Reviewed by Sep 30, 2020| Updated on
In economics, elasticity is the calculation of an economic variable's proportional change in response to a change in another. It demonstrates how easy it is for both supplier and customer to adjust their behaviour and replace another product, the power of an incentive over choices against the relative cost of opportunity.
In economic theory, elasticity is one of the essential principles. It is useful in understanding the occurrence of indirect taxation, marginal principles relevant to the firm's theory, and distribution of resources and different types of products as they relate to consumer choice theory. Also, elasticity is crucial in any discussion of welfare distribution, particularly consumer surplus, producer surplus or government surplus.
Elasticity can be quantified as the ratio of change in percentage in one variable with respect to change in percentage in another variable if the latter variable has a causal effect on the former. In terms of the differential calculus, more precise description is given. It is a method for evaluating one variable's sensitivity to changes in another causative variable.
The advantage of elasticity is that it is a unitless measure, regardless of the form of quantities being varied.
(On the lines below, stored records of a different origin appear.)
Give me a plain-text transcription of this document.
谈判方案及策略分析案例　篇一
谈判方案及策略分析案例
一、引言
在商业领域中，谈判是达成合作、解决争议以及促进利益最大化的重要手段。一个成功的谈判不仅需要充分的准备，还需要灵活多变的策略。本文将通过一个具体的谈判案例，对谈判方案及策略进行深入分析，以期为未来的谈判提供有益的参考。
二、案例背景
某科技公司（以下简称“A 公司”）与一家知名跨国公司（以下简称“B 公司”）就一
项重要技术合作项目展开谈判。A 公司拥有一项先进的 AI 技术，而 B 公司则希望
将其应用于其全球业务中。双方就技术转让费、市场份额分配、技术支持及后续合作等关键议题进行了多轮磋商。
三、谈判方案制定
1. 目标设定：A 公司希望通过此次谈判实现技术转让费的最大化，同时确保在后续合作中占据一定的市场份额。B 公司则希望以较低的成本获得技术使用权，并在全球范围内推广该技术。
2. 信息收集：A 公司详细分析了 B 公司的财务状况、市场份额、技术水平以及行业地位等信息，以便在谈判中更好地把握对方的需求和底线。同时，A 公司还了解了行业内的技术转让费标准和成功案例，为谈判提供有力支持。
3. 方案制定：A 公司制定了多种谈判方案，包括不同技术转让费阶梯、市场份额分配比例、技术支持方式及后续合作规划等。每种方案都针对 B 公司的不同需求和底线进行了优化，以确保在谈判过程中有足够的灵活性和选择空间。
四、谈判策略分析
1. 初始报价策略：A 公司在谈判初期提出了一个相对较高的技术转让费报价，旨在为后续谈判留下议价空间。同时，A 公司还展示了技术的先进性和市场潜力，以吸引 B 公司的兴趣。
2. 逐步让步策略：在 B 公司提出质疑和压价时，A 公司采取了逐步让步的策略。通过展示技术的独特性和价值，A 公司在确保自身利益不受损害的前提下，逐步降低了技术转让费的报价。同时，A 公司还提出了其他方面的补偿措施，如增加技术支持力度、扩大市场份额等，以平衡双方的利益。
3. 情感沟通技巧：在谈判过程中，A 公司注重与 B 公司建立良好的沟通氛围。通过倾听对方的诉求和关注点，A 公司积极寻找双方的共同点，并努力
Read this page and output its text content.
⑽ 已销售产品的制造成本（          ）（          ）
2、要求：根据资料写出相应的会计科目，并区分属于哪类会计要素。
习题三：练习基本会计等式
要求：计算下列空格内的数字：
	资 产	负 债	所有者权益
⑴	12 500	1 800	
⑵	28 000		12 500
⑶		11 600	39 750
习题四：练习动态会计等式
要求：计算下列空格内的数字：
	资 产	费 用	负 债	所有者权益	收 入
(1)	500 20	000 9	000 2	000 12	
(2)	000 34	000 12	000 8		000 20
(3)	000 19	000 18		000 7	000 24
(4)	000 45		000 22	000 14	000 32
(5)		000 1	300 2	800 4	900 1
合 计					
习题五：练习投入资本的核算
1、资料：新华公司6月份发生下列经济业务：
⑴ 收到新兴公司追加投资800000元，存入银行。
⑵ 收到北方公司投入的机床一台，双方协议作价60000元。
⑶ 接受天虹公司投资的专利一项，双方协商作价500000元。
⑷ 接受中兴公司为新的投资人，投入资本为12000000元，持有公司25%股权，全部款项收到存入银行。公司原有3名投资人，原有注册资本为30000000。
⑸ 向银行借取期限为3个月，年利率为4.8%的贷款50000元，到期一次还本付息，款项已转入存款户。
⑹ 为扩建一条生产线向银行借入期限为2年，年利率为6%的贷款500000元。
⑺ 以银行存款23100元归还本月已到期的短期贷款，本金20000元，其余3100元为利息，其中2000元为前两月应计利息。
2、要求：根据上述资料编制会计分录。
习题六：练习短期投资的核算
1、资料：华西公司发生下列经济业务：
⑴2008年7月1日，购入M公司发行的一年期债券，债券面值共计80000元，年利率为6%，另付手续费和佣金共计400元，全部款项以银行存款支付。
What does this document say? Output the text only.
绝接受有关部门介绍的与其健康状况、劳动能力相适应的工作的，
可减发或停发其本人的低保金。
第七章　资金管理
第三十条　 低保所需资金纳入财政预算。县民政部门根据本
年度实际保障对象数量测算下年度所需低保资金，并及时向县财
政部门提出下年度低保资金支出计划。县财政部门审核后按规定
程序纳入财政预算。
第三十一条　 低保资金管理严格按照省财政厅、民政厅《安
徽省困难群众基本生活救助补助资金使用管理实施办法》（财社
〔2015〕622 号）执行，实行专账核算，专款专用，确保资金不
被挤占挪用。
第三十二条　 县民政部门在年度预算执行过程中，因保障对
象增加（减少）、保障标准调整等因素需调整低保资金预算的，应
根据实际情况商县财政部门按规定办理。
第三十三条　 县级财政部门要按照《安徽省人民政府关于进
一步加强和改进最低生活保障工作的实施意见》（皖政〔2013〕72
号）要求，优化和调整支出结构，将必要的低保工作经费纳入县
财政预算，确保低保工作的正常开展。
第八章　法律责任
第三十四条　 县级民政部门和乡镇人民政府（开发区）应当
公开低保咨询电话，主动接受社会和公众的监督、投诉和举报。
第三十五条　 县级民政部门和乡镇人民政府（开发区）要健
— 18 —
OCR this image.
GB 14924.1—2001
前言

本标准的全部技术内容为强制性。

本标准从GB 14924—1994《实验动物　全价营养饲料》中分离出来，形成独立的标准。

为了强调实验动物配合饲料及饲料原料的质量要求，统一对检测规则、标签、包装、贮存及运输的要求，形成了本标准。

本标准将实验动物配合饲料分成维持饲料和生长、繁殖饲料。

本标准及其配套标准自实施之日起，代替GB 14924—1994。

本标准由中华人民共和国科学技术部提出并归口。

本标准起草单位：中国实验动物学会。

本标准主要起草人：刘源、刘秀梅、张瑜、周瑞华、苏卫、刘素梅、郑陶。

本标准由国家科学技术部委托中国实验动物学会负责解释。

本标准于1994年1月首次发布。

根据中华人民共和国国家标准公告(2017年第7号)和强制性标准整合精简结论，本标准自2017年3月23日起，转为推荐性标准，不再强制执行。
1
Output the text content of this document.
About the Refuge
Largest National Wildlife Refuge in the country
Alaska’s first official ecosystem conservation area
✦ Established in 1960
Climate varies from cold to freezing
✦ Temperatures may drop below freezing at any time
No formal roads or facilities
The elasticities often used include price elasticity of demand, price elasticity of supply, income elasticity of demand, the elasticity of substitution between production factors, and intertemporal substitution elasticity.
The principle of elasticity has an extraordinarily broad scope of economic applications. In particular, an understanding of elasticity is essential in understanding a market's response to supply and demand.
Some rising elasticity uses include the impact of price adjustments on client sales.
Tax burden incidence study and other policy policies.
Income elasticity of demand used as a measure of safety for the sector, future trends of consumption, and as a guide to investment decisions for businesses.
The benefit of foreign trade and trade impact words.
Consumption research and behaviour saving.
Analysis of the ads for individual products on customer demand.